Mağaza sahibinin ana gelir kaynağı olması gereken hat başına operatörce
ödenmesi gereken para yeterli olmayınca ortaya şöyle bir manzara
çıkıyor. Siz o mağazaya o operatörün tabelasının verdiği güven ile
giriyorsunuz ve size “bu orjinali” denilerek taklit ürün çok çok yüksek bir
fiyata satılabiliyor. Ve operatörlerin gözü önünde olan hatta çok kere şikayet
konusu olan bu durum da ittifak içinde sürüp gitmektedir.
Aksesuar
üzerindeki kar marjından bir diğer faydalanma tekniği de; ana üründeki etiket
fiyatına dair çok bildik pazarlık girişimlerinin kurtarıcısı olmasıdır.
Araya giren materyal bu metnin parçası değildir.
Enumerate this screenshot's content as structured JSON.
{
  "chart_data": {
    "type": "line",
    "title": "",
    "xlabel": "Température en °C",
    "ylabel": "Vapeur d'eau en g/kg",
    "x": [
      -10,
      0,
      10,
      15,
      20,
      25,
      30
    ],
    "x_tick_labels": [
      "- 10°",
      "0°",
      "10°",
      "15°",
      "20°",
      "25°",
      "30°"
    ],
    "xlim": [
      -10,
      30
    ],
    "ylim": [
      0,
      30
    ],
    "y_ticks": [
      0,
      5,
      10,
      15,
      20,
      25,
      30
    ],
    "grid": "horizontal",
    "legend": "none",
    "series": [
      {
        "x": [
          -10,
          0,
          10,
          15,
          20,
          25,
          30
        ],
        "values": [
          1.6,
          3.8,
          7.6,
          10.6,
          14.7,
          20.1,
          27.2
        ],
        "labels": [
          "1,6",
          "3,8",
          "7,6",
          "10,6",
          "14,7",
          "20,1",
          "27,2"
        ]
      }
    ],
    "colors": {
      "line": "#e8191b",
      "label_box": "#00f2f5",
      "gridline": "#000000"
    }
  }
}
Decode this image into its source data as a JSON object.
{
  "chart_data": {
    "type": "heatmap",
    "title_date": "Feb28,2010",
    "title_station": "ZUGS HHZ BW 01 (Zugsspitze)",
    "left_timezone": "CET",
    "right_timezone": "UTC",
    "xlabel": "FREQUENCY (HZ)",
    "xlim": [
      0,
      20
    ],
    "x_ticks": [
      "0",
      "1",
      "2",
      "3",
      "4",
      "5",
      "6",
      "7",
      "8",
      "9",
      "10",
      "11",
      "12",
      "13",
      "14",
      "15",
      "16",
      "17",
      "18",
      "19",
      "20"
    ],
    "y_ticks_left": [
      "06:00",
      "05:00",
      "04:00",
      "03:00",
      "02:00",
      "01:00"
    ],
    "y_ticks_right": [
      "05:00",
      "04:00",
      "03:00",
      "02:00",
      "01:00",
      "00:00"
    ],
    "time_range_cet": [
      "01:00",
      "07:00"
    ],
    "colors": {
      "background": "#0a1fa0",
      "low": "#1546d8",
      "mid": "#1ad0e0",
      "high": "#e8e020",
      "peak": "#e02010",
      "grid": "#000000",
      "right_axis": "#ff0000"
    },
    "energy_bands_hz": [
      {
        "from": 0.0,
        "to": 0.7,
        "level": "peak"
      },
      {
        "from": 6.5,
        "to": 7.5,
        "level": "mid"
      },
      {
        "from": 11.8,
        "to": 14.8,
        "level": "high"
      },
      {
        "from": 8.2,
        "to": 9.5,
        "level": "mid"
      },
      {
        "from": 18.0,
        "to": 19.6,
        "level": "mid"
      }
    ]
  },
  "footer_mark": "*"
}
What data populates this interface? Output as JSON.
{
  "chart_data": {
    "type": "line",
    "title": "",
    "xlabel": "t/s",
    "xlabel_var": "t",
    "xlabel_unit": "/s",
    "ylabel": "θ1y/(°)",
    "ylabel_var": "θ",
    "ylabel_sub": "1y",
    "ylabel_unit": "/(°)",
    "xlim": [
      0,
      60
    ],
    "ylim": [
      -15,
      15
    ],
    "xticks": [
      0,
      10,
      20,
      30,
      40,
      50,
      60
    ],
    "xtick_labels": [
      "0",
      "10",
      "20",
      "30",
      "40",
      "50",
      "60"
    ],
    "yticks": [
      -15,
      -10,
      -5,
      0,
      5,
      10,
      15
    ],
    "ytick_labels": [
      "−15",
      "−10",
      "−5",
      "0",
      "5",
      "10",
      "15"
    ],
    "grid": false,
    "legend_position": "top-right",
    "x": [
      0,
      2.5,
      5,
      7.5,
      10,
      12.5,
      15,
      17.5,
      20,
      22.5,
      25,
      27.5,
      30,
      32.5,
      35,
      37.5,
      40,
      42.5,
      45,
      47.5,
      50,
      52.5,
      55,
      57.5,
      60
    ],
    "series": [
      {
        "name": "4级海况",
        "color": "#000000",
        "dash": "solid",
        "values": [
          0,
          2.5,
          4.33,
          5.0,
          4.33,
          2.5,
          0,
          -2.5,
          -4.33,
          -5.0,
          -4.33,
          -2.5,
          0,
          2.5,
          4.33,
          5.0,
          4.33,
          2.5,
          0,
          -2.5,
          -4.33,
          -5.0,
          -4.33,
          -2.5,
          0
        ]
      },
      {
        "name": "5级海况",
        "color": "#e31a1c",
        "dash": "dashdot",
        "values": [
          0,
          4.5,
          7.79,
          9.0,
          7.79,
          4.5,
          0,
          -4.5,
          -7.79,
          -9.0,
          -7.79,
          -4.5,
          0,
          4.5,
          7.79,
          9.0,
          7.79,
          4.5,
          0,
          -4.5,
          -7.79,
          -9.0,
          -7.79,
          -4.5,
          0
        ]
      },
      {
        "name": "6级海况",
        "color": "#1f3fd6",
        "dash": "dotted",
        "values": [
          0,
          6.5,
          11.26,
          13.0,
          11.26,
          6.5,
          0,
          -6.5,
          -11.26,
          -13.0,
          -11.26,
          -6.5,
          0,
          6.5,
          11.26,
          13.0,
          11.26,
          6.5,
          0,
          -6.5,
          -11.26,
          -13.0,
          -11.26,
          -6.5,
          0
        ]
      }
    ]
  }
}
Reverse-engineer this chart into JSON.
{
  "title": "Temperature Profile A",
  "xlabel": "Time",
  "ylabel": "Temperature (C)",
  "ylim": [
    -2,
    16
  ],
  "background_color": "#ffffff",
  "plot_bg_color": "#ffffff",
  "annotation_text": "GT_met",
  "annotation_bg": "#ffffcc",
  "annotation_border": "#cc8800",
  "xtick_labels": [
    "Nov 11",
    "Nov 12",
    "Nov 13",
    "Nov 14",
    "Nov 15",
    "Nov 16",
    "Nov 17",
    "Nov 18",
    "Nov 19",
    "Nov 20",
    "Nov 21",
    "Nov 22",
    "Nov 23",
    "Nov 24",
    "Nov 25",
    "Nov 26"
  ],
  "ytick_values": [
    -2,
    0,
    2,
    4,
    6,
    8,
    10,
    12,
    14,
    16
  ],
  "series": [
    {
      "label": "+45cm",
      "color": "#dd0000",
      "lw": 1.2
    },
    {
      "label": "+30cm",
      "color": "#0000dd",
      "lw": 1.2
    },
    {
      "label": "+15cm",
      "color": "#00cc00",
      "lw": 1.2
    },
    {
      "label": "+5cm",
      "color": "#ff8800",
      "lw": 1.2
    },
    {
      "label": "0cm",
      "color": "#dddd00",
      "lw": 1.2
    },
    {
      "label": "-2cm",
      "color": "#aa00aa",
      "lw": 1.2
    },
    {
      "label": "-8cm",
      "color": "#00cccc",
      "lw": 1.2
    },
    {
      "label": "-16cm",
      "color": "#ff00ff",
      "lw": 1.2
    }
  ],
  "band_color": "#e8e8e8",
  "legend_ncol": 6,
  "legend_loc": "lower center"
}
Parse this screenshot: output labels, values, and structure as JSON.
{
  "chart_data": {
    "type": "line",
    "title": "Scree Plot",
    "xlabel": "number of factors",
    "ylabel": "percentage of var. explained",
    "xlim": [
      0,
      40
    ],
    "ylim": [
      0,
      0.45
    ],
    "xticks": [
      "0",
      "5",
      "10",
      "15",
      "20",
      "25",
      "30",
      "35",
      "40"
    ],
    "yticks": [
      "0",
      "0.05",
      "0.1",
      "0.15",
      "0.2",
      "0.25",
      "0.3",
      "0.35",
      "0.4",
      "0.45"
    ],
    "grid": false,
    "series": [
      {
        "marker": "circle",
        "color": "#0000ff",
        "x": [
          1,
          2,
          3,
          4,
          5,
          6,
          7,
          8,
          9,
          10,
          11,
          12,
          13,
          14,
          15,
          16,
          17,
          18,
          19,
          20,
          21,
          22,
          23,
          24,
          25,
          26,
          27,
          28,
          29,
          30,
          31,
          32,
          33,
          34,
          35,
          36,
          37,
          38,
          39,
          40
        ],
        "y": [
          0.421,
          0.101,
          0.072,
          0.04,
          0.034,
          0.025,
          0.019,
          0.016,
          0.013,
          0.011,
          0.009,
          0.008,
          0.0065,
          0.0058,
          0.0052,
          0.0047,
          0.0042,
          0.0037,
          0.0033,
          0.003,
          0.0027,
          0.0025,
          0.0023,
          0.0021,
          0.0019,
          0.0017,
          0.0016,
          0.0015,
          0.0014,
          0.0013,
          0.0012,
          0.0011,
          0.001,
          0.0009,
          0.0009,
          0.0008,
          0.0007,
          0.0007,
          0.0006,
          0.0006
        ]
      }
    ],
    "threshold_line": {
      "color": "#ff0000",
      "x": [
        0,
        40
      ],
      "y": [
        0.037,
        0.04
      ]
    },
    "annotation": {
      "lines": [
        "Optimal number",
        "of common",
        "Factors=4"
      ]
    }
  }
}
Örneğin
siz 2.850 TL fiyatındaki bir ürünü satarken müşteri en azından düz hesap olsun
diye 2.800 TL yapmak isteyecektir. Bu noktada 5 – 15 TL arasında maliyeti olan
ama etiket fiyatı 80 TL olan aksesuar devreye girer. Müşterinin 50 TL’lik fiyat
indirimi teklifi yerine 80 TL’lik ürün bedelsiz sunularak hem 50 TL’lik indirim
yapılmamış olur hem de daha değerli bir hediye verilmiş olur. Bu örneği her
sektör için bin bir şekilde çeşitlendirebilirsiniz.
Bu konudaki
aksesuar sınıfına aslında sarf malzemelerini de koyabiliriz. Teknoloji marketlerinde
dikkat etmişsinizdir; kartuş fiyatına yazıcı satılmaktadır. Ve müşteri koca
yazıcıyı ne kadar da ucuza aldığının mutluluğu içinde çıkar mağazadan. Ardından
yazıcının ömrü boyunca alacağı kartuşlarla markayı zengin eder.
Aksesuar
üzerinden para kazanma olgusu kesinlikle ticarette göz ardı edilmemesi gereken
bir alandır. Ama bir o kadar da riski vardır. Zira tatlı paranın sarhoşluğuna
kapılıp topuzun ayarını kaçırmamak için hem ahlaken hem de şikayet konusu
olmamak adına kesinlikle çok dikkat etmek gerekir.